Страшно сказать, но более тридцати лет я не имел желания посетить дом Рябушинского. Пару раз на улице встретил Марфу, вроде бы совсем не подверженную процессу старения. У нее, были все те же тихие серые глаза. И лишь в конце июня 1996 года впервые после долгих лет вошел я в знакомые залы, созданные гением Шехтеля. Все то же, словно время остановилось. Никто из работников музея не мог мне назвать фамилию последнего друга семьи Пешковых. «Телефон Марфы и Дарьи тоже не знаем». С щемящим чувством скоротечности времени, выйдя на улицу, поглядел на цветы Врубеля. Они все такие же – цветы злого добра или доброго зла. Цветы, словно выросшие на могиле русского «Серебряного века»… Горька и поучительна судьба у Максима Горького. Он столько сделал для приближения революции, а она же его и уничтожила, когда он ей стал больше не нужен. Горький-Пешков был всего лишь пешкой в механизме темных сил, обрекших Россию на долгие годы геноцида и разорения. Умный был он, «сознательный» запевала грядущей бури да продал свою душу…
* * *Многие представители московской интеллигенции видя кампанию развернутой против меня травли, стремились протянуть мне руку, помочь выбраться из ледяного водоворота советской действительности. Когда я с женой обосновался в каморке в доме номер 29 по улице Воровского, мы часто заходили в находившийся наискосок от нашего дома Дом литераторов, принадлежавший до революции семье Олсуфьевых (их наследница Олсуфьева-Боргезе проживала в эмиграции в Риме). К дому этому примыкала очаровательная по архитектуре московская усадьба, которую старые москвичи и поныне называют «Дом Ростовых». Именно здесь, по преданию, Наташа Ростова из «Войны мира» велела скинуть с телег вещи и мебель положить на них солдат, раненных в Бородинском сражении. Потом в доме этом был Союз писателей СССР.

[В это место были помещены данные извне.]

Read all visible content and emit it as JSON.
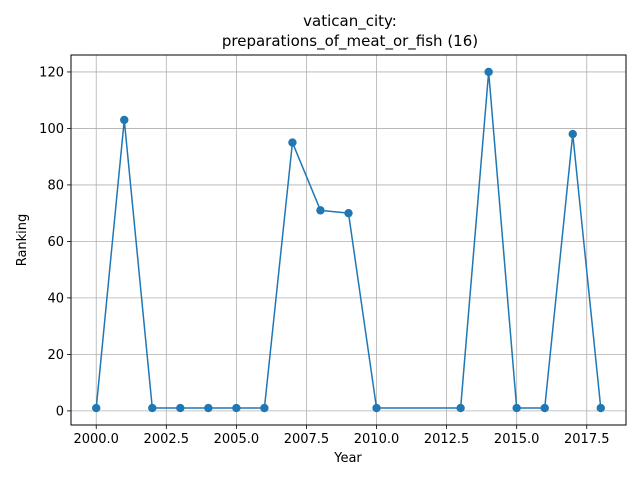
{
  "chart_data": {
    "type": "line",
    "title_line1": "vatican_city:",
    "title_line2": "preparations_of_meat_or_fish (16)",
    "xlabel": "Year",
    "ylabel": "Ranking",
    "x": [
      2000,
      2001,
      2002,
      2003,
      2004,
      2005,
      2006,
      2007,
      2008,
      2009,
      2010,
      2013,
      2014,
      2015,
      2016,
      2017,
      2018
    ],
    "y": [
      1,
      103,
      1,
      1,
      1,
      1,
      1,
      95,
      71,
      70,
      1,
      1,
      120,
      1,
      1,
      98,
      1
    ],
    "xlim": [
      1999.1,
      2018.9
    ],
    "ylim": [
      -5,
      126
    ],
    "xticks": [
      2000,
      2002.5,
      2005,
      2007.5,
      2010,
      2012.5,
      2015,
      2017.5
    ],
    "xtick_labels": [
      "2000.0",
      "2002.5",
      "2005.0",
      "2007.5",
      "2010.0",
      "2012.5",
      "2015.0",
      "2017.5"
    ],
    "yticks": [
      0,
      20,
      40,
      60,
      80,
      100,
      120
    ],
    "ytick_labels": [
      "0",
      "20",
      "40",
      "60",
      "80",
      "100",
      "120"
    ],
    "grid": true,
    "color": "#1f77b4"
  }
}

…Когда в концертном зале ЦДРИ происходило бурное обсуждение моей выставки, я получил восторженный отзыв – записку о моей выставке желании познакомиться. Подпись: Евгений Евтушенко. В выставочном зале ЦДРИ я увидел высокого, худощавого молодого человека. Как выяснилось, он был моложе меня на три года, улыбаясь своей, я бы сказал, «неопределенной» улыбкой, в которой сочетались уверенность в себе, желание понравиться и неназойливое изучение собеседника: «Илья, познакомься, моя жена – Белла Ахмадулина, она тоже поэтесса». Женя был элегантно одет, но меня удивила его, как мне показалось, женская шуба из серого меха с затянутым под воротником на французский манер темно-синим шарфом, У Жени всегда было много народа, и он в своем застолье познакомил меня с грузинскими поэтами, которых он тогда переводил. Вино лилось рекой. Женя явно преуспевал, и почти каждый год у него, несмотря на его молодость, выходило по книге стихов. Я сразу ощутил неугомонную талантливость моего нового приятеля, который стартовал в жизнь как ракета, ежесекундно набирающая высоту.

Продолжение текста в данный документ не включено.